A new emergency room was at the top of the list of improvements being considered at the Edmonds hospital when Swedish took over its day-to-day operation Sept. 1 last year.
Swedish is paying the public hospital district $600,000 a month in lease payments.
Last year, Swedish officials said building a new emergency room could cost $60 million and take two years or more to complete.
Jaffe said the hospital has selected an architectural firm to work on development of a new emergency room, but final details, including its cost and size, won’t be announced for several months.
“Our emergency room is clearly one of our most pressing needs,” Jaffe said.
For years, hospital officials have said that the current emergency room needs to be expanded. It was designed to treat about 25,000 patients, and now treats about 45,000 patients a year.
Final planning and construction will take about two and a half years. When it opens, it would have the capacity to treat about 60,000 patients a year.
The new emergency department would add even more competition to an already competitive health care market in Snohomish County.
Cascade Valley Hospital in Arlington opened a new emergency room last year as part of a new 40,000-square-foot, two-story building.
A new emergency department was a key element in a new $460 million medical tower that Providence Regional Medical Center Everett opened in June.
And Swedish Health Services opened a new satellite emergency room as part of a $30 million medical building at 128th Street SE in February called Swedish/Mill Creek.
Yet the new satellite emergency room has not significantly decreased the number of patients coming to Edmonds, even though hospital officials initially thought it might.
The number of hospital patients treated at Swedish/Edmonds between April and June this year is about the same as last year. In March, the hospital treated 3,977 patients, 173 more than during the previous year.

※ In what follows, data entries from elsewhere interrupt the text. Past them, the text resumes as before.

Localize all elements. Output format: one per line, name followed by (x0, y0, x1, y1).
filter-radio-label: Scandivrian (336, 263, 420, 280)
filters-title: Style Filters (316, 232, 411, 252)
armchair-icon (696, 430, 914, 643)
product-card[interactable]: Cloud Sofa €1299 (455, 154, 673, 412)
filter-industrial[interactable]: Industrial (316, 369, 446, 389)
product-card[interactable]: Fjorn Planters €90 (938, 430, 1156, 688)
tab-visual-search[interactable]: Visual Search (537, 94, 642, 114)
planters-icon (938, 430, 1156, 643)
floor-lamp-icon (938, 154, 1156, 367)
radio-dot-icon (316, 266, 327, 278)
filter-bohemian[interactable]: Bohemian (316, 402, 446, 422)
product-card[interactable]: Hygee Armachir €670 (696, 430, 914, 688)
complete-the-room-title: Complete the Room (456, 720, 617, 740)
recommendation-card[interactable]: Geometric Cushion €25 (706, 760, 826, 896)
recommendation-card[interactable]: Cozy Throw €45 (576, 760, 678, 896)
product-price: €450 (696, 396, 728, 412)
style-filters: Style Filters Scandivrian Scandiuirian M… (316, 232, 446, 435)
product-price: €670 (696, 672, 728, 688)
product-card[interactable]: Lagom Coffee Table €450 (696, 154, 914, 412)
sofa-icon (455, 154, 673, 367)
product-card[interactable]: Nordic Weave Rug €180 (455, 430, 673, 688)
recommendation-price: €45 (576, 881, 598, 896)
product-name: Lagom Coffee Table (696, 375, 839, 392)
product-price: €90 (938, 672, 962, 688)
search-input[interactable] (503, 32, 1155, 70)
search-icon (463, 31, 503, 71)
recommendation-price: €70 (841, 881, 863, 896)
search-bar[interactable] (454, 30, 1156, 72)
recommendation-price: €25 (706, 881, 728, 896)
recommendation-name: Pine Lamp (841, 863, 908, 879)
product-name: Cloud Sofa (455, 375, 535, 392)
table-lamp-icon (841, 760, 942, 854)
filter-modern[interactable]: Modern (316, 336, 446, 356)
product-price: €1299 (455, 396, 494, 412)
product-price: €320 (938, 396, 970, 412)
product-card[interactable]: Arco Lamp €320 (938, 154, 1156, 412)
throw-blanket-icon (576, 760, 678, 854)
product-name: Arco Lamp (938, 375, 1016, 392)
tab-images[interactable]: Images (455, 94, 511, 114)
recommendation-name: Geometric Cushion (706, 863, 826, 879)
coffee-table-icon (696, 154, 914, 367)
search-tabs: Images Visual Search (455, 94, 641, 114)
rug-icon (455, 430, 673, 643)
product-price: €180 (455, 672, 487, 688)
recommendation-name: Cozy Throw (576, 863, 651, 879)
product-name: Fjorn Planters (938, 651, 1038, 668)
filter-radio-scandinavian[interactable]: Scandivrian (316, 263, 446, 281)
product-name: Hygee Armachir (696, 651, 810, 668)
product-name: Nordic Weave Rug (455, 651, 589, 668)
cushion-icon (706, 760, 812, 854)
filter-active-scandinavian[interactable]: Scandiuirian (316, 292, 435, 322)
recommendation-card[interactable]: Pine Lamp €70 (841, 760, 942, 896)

The hospital also plans an expansion of its baby delivery unit, where 1,100 babies are born each year. The expansion will allow that number to double after improvements are completed in about 30 months, Jaffe said.
The hospital now has 13 birthing rooms. The new unit could take up an entire floor of the hospital.
“We want to give the community an enhanced setting to have their babies,” Jaffe said.
Eight more intensive-care beds will be added to the hospital over the next several months.
And the hospital hopes to have a new electronic medical record system installed by fall 2012.
It will allow doctors and nurses to access patient records at any hospital that uses the same record keeping system, locally or nationally. This can be especially helpful in an emergency, cutting the time it takes for diagnosis and treatment.
One of the immediate changes at the hospital will be using an outdoor seating area as the home for a series of free outdoor summer movies. The first, “Toy Story,” will be shown Aug. 12, beginning about 8:30 p.m.
“We just want the community to have a great time,” Jaffe said.
Other expected building improvements at the hospital include the addition of a bistro, retail space and perhaps even a yoga studio, he said.
If this sounds a little like some of amenities included in Swedish’s new hospital in Issaquah, it might be because Jaffe previously worked as a senior adviser on that building project.
“What we’re hoping to do is draw on some of the concepts and elements (from that building) and incorporate them proportionally here,” he said.